Musk’s utopian idea of a platform more closely resembling a town square, where ideas and concepts are lobbied back and forth without fear, has a long road to go. And Roth points out that there are several powerful forces that are at odds with this ideal – namely advertisers, but also app stores like Google and Apple that control access to Twitter and sometimes deem what is appropriate and inappropriate based on their own whims (Roth reiterates that Steve Jobs famously didn’t want porn on the Apple Store) and governmental entities and regulators. “Amid the spike in racial slurs on Twitter in the days after the acquisition, the European Union’s chief platform regulator took to the site to remind Mr. Musk that, in Europe, an unmoderated free-for-all won’t fly,” Roth wrote.
But what’s next for the embattled company?
“Some of the company’s decisions in the weeks and months to come, like the near-certainty of allowing Donald Trump’s account back on the service, will have an immediate, perceptible impact. But to truly understand the shape of Twitter going forward, I’d encourage looking not just at the choices the company makes but at how Mr. Musk makes them,” Roth wrote. “Should it materialize, will the moderation council represent more than just the loudest, predominantly American voices complaining about censorship — including, critically, the approximately 80 percent of Twitter users who reside outside of the United States? Will the company continue to invest in features like Community Notes, which bring Twitter users into the work of platform governance? Will Mr. Musk’s tweets announcing policy changes become less frequent and abrupt?”

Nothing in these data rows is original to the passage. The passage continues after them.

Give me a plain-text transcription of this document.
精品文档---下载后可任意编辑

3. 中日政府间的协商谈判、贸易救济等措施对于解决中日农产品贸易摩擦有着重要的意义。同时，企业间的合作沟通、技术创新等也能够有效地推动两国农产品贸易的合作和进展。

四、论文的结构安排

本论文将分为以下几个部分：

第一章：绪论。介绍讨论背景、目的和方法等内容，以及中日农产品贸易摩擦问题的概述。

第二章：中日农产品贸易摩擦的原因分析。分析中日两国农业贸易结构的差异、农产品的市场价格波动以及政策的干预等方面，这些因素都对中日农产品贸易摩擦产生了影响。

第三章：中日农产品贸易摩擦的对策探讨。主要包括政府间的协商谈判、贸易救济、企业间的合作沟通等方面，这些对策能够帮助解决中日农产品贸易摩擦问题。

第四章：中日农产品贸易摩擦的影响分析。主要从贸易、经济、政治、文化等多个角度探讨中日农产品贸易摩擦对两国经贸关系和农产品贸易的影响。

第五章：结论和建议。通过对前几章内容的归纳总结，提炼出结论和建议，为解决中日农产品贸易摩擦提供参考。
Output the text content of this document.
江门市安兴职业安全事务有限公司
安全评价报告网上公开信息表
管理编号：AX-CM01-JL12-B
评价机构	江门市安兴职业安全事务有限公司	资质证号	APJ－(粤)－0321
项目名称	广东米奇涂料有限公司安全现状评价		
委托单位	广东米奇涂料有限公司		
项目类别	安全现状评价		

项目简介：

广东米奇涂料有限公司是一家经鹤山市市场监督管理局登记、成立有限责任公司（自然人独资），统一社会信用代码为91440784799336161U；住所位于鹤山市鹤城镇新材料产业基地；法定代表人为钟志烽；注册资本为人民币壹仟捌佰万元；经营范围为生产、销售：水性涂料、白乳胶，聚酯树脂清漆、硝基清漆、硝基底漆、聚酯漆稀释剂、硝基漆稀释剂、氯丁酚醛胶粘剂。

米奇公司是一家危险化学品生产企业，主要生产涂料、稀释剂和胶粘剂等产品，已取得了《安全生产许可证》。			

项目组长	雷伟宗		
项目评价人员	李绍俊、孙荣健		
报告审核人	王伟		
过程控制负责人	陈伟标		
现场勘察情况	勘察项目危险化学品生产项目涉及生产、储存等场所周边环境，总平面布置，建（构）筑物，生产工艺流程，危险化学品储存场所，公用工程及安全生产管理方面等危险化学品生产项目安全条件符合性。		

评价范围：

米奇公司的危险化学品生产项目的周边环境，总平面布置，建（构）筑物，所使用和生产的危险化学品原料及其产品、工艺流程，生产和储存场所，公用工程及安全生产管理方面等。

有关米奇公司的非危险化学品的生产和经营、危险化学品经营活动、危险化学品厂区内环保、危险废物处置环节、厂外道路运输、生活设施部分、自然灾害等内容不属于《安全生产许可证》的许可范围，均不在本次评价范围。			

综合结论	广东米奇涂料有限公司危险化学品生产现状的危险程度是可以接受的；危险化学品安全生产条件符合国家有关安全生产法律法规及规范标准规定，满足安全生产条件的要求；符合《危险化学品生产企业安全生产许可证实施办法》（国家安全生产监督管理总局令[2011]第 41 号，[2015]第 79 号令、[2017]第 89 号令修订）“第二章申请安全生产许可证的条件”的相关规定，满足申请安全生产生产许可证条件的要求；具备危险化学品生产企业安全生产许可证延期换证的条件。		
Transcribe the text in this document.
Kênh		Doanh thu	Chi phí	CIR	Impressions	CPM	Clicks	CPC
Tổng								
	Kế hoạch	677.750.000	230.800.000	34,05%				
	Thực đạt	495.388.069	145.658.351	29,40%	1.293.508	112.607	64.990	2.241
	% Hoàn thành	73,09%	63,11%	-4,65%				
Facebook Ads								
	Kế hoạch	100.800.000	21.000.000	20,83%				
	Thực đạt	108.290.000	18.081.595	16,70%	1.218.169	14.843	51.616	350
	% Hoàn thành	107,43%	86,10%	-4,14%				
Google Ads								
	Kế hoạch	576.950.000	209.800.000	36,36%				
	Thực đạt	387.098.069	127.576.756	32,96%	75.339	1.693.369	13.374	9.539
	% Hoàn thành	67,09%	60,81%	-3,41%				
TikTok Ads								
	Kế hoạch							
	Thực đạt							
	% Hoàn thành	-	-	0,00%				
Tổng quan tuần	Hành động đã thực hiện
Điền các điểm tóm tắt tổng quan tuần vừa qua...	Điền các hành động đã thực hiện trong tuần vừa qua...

Roth continued: “Longer term, the moderating influences of advertisers, regulators and — most critically of all — app stores may be welcome for those of us hoping to avoid an escalation in the volume of dangerous speech online. Twitter will have to balance its new owner’s goals against the practical realities of life on Apple and Google’s internet — no easy task for the employees who have chosen to remain. And as I departed the company, the calls from the app review teams had already begun.”